Navigating the Human-Machine Boundary: The Rise of Emotive AI

Submission Window: August 31, 2024 to October 31, 2024

The application of artificial intelligence (AI) in marketing and consumer research is a growing area of interest (Mariani et al., 2022; Mehta et al., 2022), characterized by diversity and multifaceted perspectives. Research has ranged from exploring customer emotional attachments and relationships with AI technologies, in particular, service robots (Filieri et al., 2022; Pentina et al., 2023), to examining consumer trust in voice-based AI systems (Pitardi & Marriott, 2021), analyzing electronic word-of-mouth marketing using AI (Oc et al., 2023), and investigating emotional responses to AI-based service failures (Pavone et al., 2023). Existing research also covers AI applications within the tourism and hospitality sector by looking into tourism products and travel services (Kargar & Lin, 2021; Zheng et al., 2020). Apart from the empirical research examines consumer engagement with AI technologies (Hollebeek et al., 2019; Hollebeek & Belk, 2021; Hollebeek et al., 2024), some work also looks at advancing theory in marketing and AI (Ameen et al., 2022) and providing AI implementing frameworks (Huang & Rust, 2022; Wu & Monfort, 2023).

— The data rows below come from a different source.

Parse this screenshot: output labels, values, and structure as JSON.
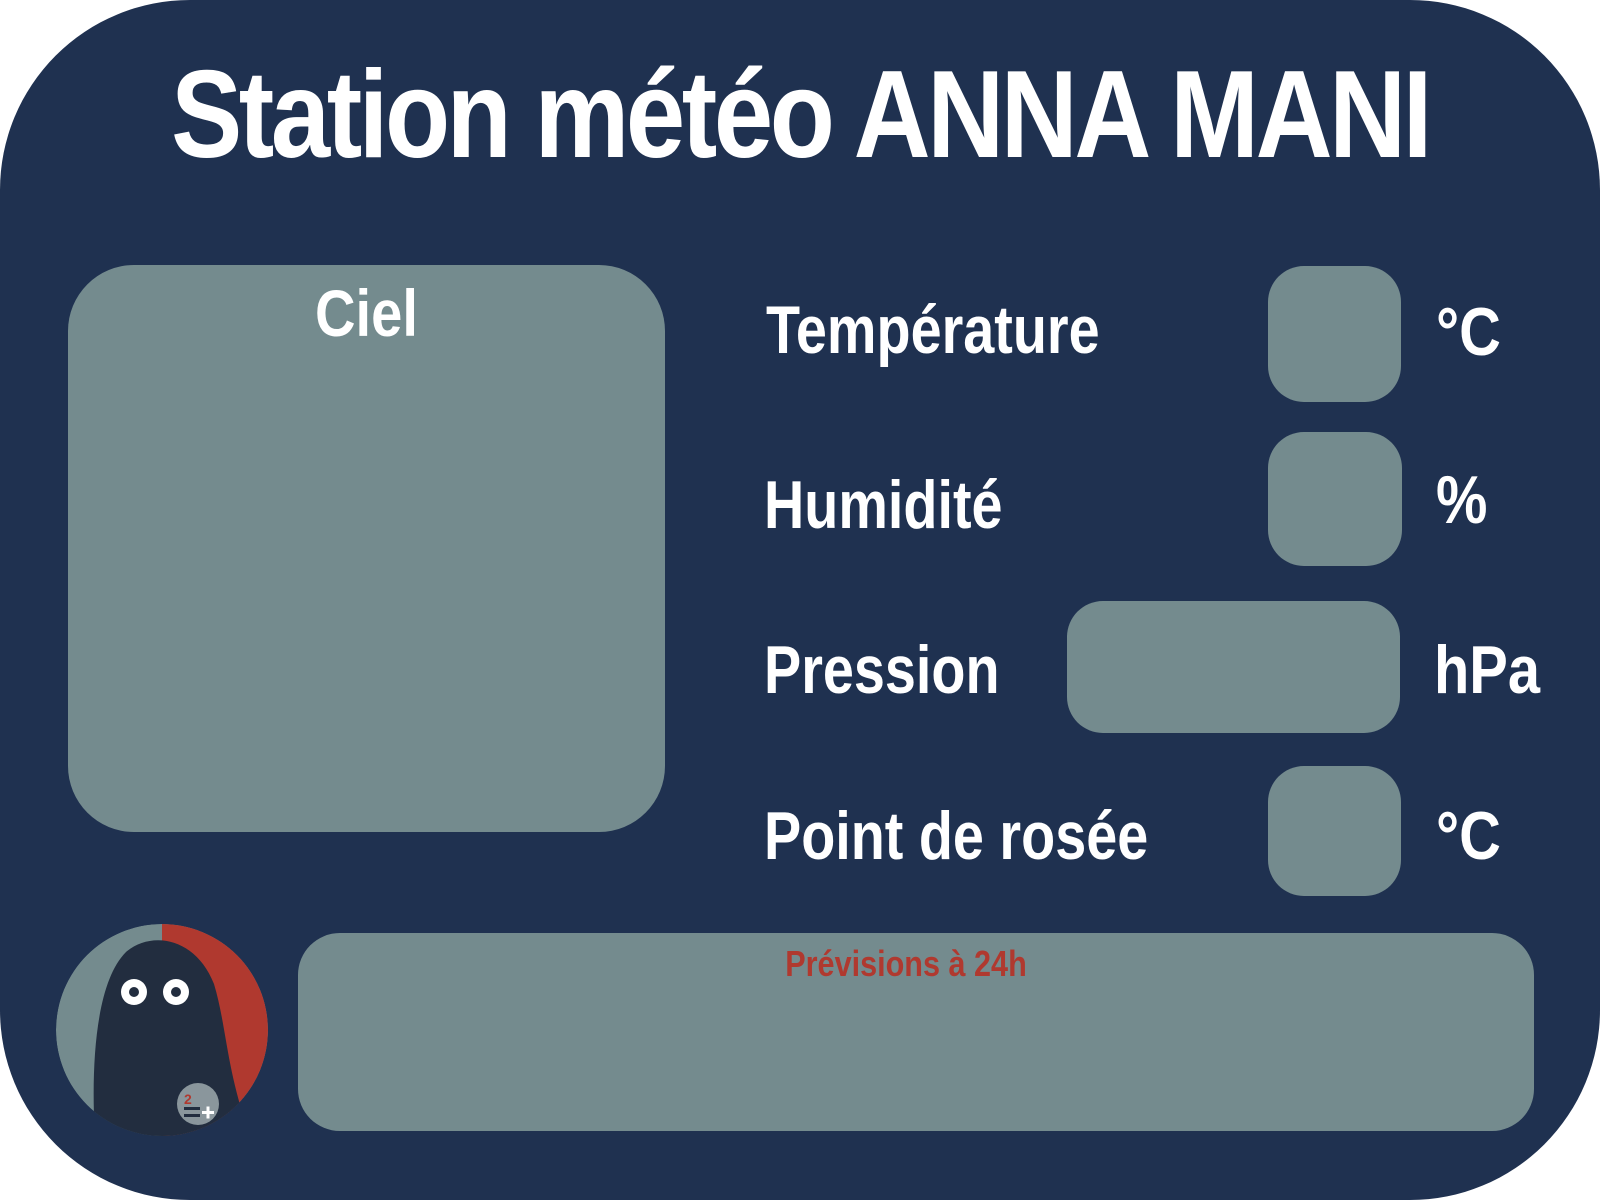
{
  "title": "Station météo ANNA MANI",
  "sky": {
    "label": "Ciel"
  },
  "measures": {
    "temperature": {
      "label": "Température",
      "unit": "°C",
      "value": ""
    },
    "humidity": {
      "label": "Humidité",
      "unit": "%",
      "value": ""
    },
    "pressure": {
      "label": "Pression",
      "unit": "hPa",
      "value": ""
    },
    "dew_point": {
      "label": "Point de rosée",
      "unit": "°C",
      "value": ""
    }
  },
  "forecast": {
    "label": "Prévisions à 24h"
  },
  "logo": {
    "icon": "owl-mascot-icon",
    "badge_icon": "calculator-badge-icon",
    "badge_text": "2"
  },
  "colors": {
    "background": "#1f3150",
    "box": "#748b8e",
    "accent": "#b0392f",
    "text": "#ffffff"
  }
}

The rapidly growing social and emotional intelligence of AI starts to blur the lines between humans and machines (Pentina et al., 2023; Zhu et al., 2023). Emotive AI could transform industries by improving customer experiences through tailored interactions (Mariani et al., 2022; Mehta et al., 2022). In healthcare, it may enhance diagnostic accuracy, patient engagement, and satisfaction by providing personalized and emotional support. In education, adaptive learning systems could promote student success via emotional scaffolding. Emotive AI enables computers to better understand and respond to human emotions and social dynamics (Filieri et al., 2022).

However, the ascent of emotive AI forces us to be cautious of its influence on human identity, autonomy, privacy, and equality (De Freitas et al., 2023). This on the other hand brings monumental ethical consideration and existential inquiries about the relationship between emotive AI and human well-being (Hollebeek et al., 2024; Zhu et al., 2023), raising concerns about manipulation, isolation, inequality, and the erosion of what makes us human. As the distinction between creator and creation fades, difficult philosophical questions also emerge about the ethics of marketing and consumption of AI (Hollebeek & Belk, 2021). This complex duality of AI underscores the urgent need for research to address concerns about threats of emotive AI, in particular, responding to irresponsible AI promotion and adoption (Davenport et al., 2020; Huang & Rust, 2022).

With technological innovation outpacing ethical foresight, guidelines for equitable, transparent and accountable AI systems are indispensable (Wang & Hang, 2021). As emotive AI systems become increasingly adopted, it is crucial we understand their potential opportunities as well as pitfalls in order to promote their ethical and responsible use (Kargar & Lin, 2021; Zheng et al., 2020). This special issue aims to bridge knowledge gaps across disciplines to uphold human values and inform responsible policymaking amidst AI’s coming of age (Oc et al., 2023; Weng et al., 2021). We strive to place human dignity and autonomy at the center while navigating emerging implications around trust, autonomy, identity, and ethics (Kim, Giroux, & Lee, 2021). By fostering interdisciplinary insights on emotive AI, this special issue aspires to cover crucial issues around its influence on human relationships and well-being. At the same time, we look to tap into its potential to improve decision-making and collaboration in many facets of life.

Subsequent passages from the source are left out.